I hope we can find a way forward because, as we heard earlier, this is a problem that ought to have been solved by now and has not been. If we do not have a concerted attack on this issue with some new thinking from Ministers, officials and others, then we are condemning people to continue in a situation where they are paying a fortune for their private product, going to illegal drug dealers, or condemned to pain or ill health from other conditions. We have to find a way forward, and I am very happy to work with the Government to try to do so.
This is the third debate on this subject that I have taken part in in the past couple of months. Each of them was secured by an MP from a different party. Today’s debate was secured by the hon. Member for Inverclyde, who is a Scottish National party Member. Yesterday’s debate in Westminster Hall was secured by a Conservative Member. I secured the other debate, as a Liberal Democrat Member, and we had support from Labour Members. I am at a loss as to how an issue that is so emotive, and has so much support across this House and across this country, has to keep coming back. We have to keep asking the same questions. We have to keep saying that clinical trials will not work because cannabis oil is not suitable for clinical trials. Even the NHS has said so. In its report of 8 August 2019, it recommended that there should be alternative trials.
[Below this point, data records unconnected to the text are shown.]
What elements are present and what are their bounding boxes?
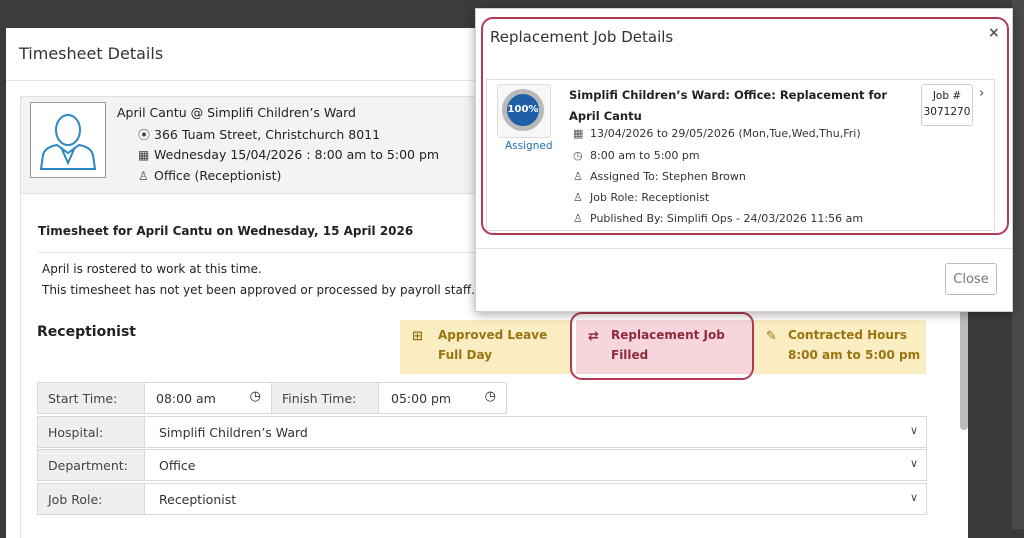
start-time-label: Start Time: bbox=[37, 382, 145, 414]
profile-role-row: ♙ Office (Receptionist) bbox=[138, 168, 281, 183]
job-role-value: Receptionist bbox=[159, 492, 237, 507]
hospital-value: Simplifi Children’s Ward bbox=[159, 425, 308, 440]
roster-note: April is rostered to work at this time. bbox=[42, 262, 262, 276]
close-button[interactable]: Close bbox=[945, 263, 997, 295]
timesheet-heading: Timesheet for April Cantu on Wednesday, … bbox=[38, 224, 414, 238]
profile-role: Office (Receptionist) bbox=[154, 168, 282, 183]
profile-address-row: ⦿ 366 Tuam Street, Christchurch 8011 bbox=[138, 126, 380, 143]
chevron-down-icon: ∨ bbox=[909, 491, 918, 504]
location-pin-icon: ⦿ bbox=[138, 128, 151, 142]
status-leave-title: Approved Leave bbox=[438, 328, 548, 342]
status-leave-detail: Full Day bbox=[438, 348, 493, 362]
user-role-icon: ♙ bbox=[138, 169, 149, 183]
department-label: Department: bbox=[37, 449, 145, 481]
person-icon bbox=[39, 114, 97, 170]
profile-address: 366 Tuam Street, Christchurch 8011 bbox=[154, 127, 381, 142]
department-select[interactable]: Office ∨ bbox=[144, 449, 927, 481]
calendar-icon: ▦ bbox=[138, 148, 150, 162]
modal-title: Timesheet Details bbox=[19, 44, 164, 63]
contract-pen-icon: ✎ bbox=[766, 329, 777, 344]
popup-highlight-outline bbox=[481, 17, 1009, 235]
status-hours-detail: 8:00 am to 5:00 pm bbox=[788, 348, 921, 362]
job-role-label: Job Role: bbox=[37, 483, 145, 515]
hospital-label: Hospital: bbox=[37, 416, 145, 448]
medical-bag-icon: ⊞ bbox=[412, 329, 423, 344]
start-time-value: 08:00 am bbox=[156, 391, 216, 406]
start-time-input[interactable]: 08:00 am ◷ bbox=[144, 382, 272, 414]
finish-time-value: 05:00 pm bbox=[391, 391, 452, 406]
scrollbar-thumb[interactable] bbox=[960, 310, 968, 430]
finish-time-input[interactable]: 05:00 pm ◷ bbox=[378, 382, 507, 414]
profile-name: April Cantu @ Simplifi Children’s Ward bbox=[117, 105, 356, 120]
clock-icon[interactable]: ◷ bbox=[250, 389, 261, 404]
status-contracted-hours[interactable]: ✎ Contracted Hours 8:00 am to 5:00 pm bbox=[754, 320, 926, 374]
department-value: Office bbox=[159, 458, 196, 473]
approval-note: This timesheet has not yet been approved… bbox=[42, 283, 475, 297]
avatar bbox=[30, 102, 106, 178]
background-overlay-right bbox=[1012, 0, 1024, 529]
clock-icon[interactable]: ◷ bbox=[485, 389, 496, 404]
replacement-job-popup: Replacement Job Details × 100% Assigned … bbox=[475, 8, 1013, 312]
divider bbox=[476, 248, 1012, 249]
finish-time-label: Finish Time: bbox=[271, 382, 379, 414]
status-approved-leave[interactable]: ⊞ Approved Leave Full Day bbox=[400, 320, 572, 374]
profile-datetime: Wednesday 15/04/2026 : 8:00 am to 5:00 p… bbox=[154, 147, 440, 162]
chevron-down-icon: ∨ bbox=[909, 424, 918, 437]
chevron-down-icon: ∨ bbox=[909, 457, 918, 470]
replacement-highlight-outline bbox=[570, 312, 754, 380]
job-role-select[interactable]: Receptionist ∨ bbox=[144, 483, 927, 515]
profile-datetime-row: ▦ Wednesday 15/04/2026 : 8:00 am to 5:00 … bbox=[138, 147, 439, 162]
status-hours-title: Contracted Hours bbox=[788, 328, 907, 342]
role-heading: Receptionist bbox=[37, 324, 136, 340]
hospital-select[interactable]: Simplifi Children’s Ward ∨ bbox=[144, 416, 927, 448]
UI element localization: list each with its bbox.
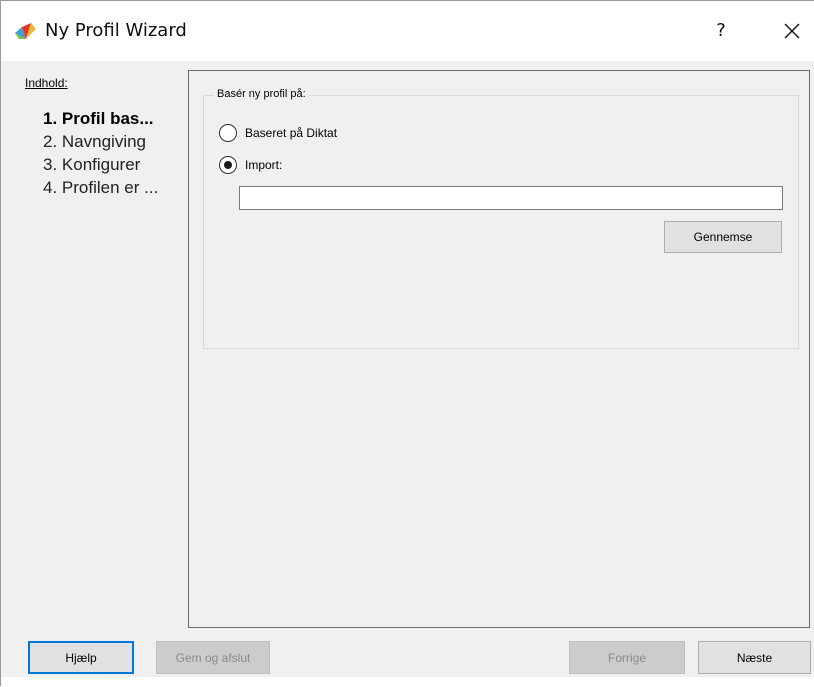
option-dictation-row[interactable]: Baseret på Diktat: [219, 124, 337, 142]
next-button[interactable]: Næste: [698, 641, 811, 674]
title-bar: Ny Profil Wizard ?: [1, 1, 814, 61]
radio-import-label[interactable]: Import:: [245, 158, 282, 172]
help-title-button[interactable]: ?: [706, 15, 736, 47]
group-legend: Basér ny profil på:: [214, 88, 309, 100]
radio-import[interactable]: [219, 156, 237, 174]
radio-dictation[interactable]: [219, 124, 237, 142]
step-item-configure: 3. Konfigurer: [43, 155, 141, 174]
option-import-row[interactable]: Import:: [219, 156, 282, 174]
radio-dictation-label[interactable]: Baseret på Diktat: [245, 126, 337, 140]
close-icon[interactable]: [776, 15, 808, 47]
contents-heading: Indhold:: [25, 76, 68, 90]
step-item-naming: 2. Navngiving: [43, 132, 147, 151]
window-title: Ny Profil Wizard: [45, 20, 187, 41]
help-button[interactable]: Hjælp: [28, 641, 134, 674]
wizard-app-icon: [13, 21, 37, 41]
save-and-exit-button[interactable]: Gem og afslut: [156, 641, 270, 674]
step-list: 1. Profil bas... 2. Navngiving 3. Konfig…: [43, 107, 183, 199]
step-item-profile-base: 1. Profil bas...: [43, 109, 154, 128]
browse-button[interactable]: Gennemse: [664, 221, 782, 253]
import-path-input[interactable]: [239, 186, 783, 210]
wizard-content-panel: Basér ny profil på: Baseret på Diktat Im…: [188, 70, 810, 628]
wizard-window: Ny Profil Wizard ? Indhold: 1. Profil ba…: [0, 0, 814, 687]
base-profile-group: Basér ny profil på: Baseret på Diktat Im…: [203, 88, 799, 349]
back-button[interactable]: Forrige: [569, 641, 685, 674]
step-item-finished: 4. Profilen er ...: [43, 178, 159, 197]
By that I assume it means observational trials.
I wonder what motivated the Government and the then Home Secretary to change the law: I suspect that he wanted to do it in the best interests of a child, and children, who were suffering and could be helped by that change in the law. I also wonder how frustrated he, and other politicians who took part in that decision, including all of us who worked hard and campaigned for it, must now be that despite that significant—in some terms, massive—change by this Government, we have not made the intended progress. People are still in pain in this country. Families are spending, as we have heard, upwards of £1,000, sometimes £3,000, a month to secure legal medication for their children that they cannot get on the national health service—the national health service of which we are so proud and that is supposed to deliver free-at-point-of-delivery care from cradle to grave.